In 2011, when I wrote Kill the Messenger: The Media’s Role in the Fate of the World, I focused on how hate messages, blame frames and an “us-versus-them” mentality contributed to widespread violence, antagonisms and polarization in 10 case studies.
I wrote the book as a means of building understandings that simplistic blame frames and the “us-versus-them” mentality do no good for any society. They divide, they simplify, they antagonize and only reward negative emotions — contempt, anger, fear, outrage and hate — all with destructive action tendencies. These ways of portraying complex political are not true, but caricatures of reality, myths conveyed by framing.
The more that we use them, the more real they seem, calcifying group psychology, such as groupthink. It is dangerous, particularly when the messages advocate for harming “the other.” Every violent conflict uses these conceptual tools to persuade their “own” to not think twice about the well-being of “the others” and the harm inflicted on them, physically, economically, psychologically.
Equally important, in the worst-case scenarios with mass killings and torture occurred in the absence of ethical, responsible journalism, which in most cases had been silenced. Think Rwanda, the Holocaust, Bosnia. Genocidal leaders do not like independent observation.
At the time that I wrote Kill the Messenger, I saw a new rise of hate, blame and that “us-versus-them” here in the USA, turned first onto members of our own society, first through emotionally-laden talk radio programs, followed by some cable programs and then through the unbridled, unchecked internet media.

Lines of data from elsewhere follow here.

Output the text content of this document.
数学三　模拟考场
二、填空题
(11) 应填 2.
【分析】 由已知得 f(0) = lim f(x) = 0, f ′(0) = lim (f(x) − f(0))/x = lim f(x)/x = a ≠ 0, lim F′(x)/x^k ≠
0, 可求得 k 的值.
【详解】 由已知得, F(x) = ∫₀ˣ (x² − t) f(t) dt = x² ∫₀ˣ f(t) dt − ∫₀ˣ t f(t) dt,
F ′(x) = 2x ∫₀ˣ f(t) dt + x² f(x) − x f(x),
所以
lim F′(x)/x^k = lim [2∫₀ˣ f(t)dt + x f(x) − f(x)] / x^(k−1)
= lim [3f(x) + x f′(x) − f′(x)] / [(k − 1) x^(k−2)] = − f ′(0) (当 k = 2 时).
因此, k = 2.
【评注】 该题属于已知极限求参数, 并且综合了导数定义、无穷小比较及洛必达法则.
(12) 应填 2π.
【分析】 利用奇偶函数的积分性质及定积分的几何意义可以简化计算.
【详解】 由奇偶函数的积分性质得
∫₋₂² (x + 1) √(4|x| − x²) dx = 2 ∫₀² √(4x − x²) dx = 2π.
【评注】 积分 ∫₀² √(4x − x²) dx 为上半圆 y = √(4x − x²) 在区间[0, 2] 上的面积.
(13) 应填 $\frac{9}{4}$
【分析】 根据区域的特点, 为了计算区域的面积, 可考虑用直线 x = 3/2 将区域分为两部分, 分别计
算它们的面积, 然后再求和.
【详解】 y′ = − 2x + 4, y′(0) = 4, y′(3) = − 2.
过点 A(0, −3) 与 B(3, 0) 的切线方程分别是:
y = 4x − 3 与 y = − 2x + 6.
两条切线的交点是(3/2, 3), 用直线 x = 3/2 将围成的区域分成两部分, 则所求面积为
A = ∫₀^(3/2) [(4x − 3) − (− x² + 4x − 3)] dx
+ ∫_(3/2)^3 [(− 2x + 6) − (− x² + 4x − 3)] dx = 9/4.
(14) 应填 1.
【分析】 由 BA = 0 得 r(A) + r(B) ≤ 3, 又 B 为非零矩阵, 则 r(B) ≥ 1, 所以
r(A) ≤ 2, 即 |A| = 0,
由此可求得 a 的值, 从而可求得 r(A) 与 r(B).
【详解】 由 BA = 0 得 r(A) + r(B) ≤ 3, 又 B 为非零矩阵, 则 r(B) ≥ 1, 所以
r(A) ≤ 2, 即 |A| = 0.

I expected and hoped that the institutions and the wisdom of the overall US electorate would withstand and eventually correct course. But it has instead only become more pronounced, the USA more divided. And now, these frames are being turned onto journalist and journalism itself.
Let’s bring this into context, the point of a free press and free speech is manifold and self-evident. But one vital reason for it is for self-improvement. Governments and citizens need to understand the flaws in our system, our decisions, our structures, so we can seek to better our nation and world. This can only happen when understandings between each other and about the civic and political process run deep enough to discuss evidence-based realities. This is the point of a free media. It doesn’t mean we give the media a free pass either. But neither does it mean that we should demonize, dehumanize or attack any of the above. These are not the signs of “free speech,” much less a “free press.”
What we’ve been witnessing is a downward spiral, in which hate, first turned on our fellow citizens of the country (or the world) is now being turned onto journalists and journalism itself. While many of us media scholars focused on press freedom in the parts of the world where journalists were not safe, here in our own country, our journalists are being beaten, silenced and harassed into silence. The US Freedom tracker, launched in August of 2017 has already noted 31 arrests, 30 physical attacks, 14 equipment searches and seizures and four border stops.
No doubt the president has contributed to this environment, with his threats to jail journalists and revoke broadcast licenses when the reports are uncomfortable for him. But without free press, the other freedoms in the USA are left completely in the dark.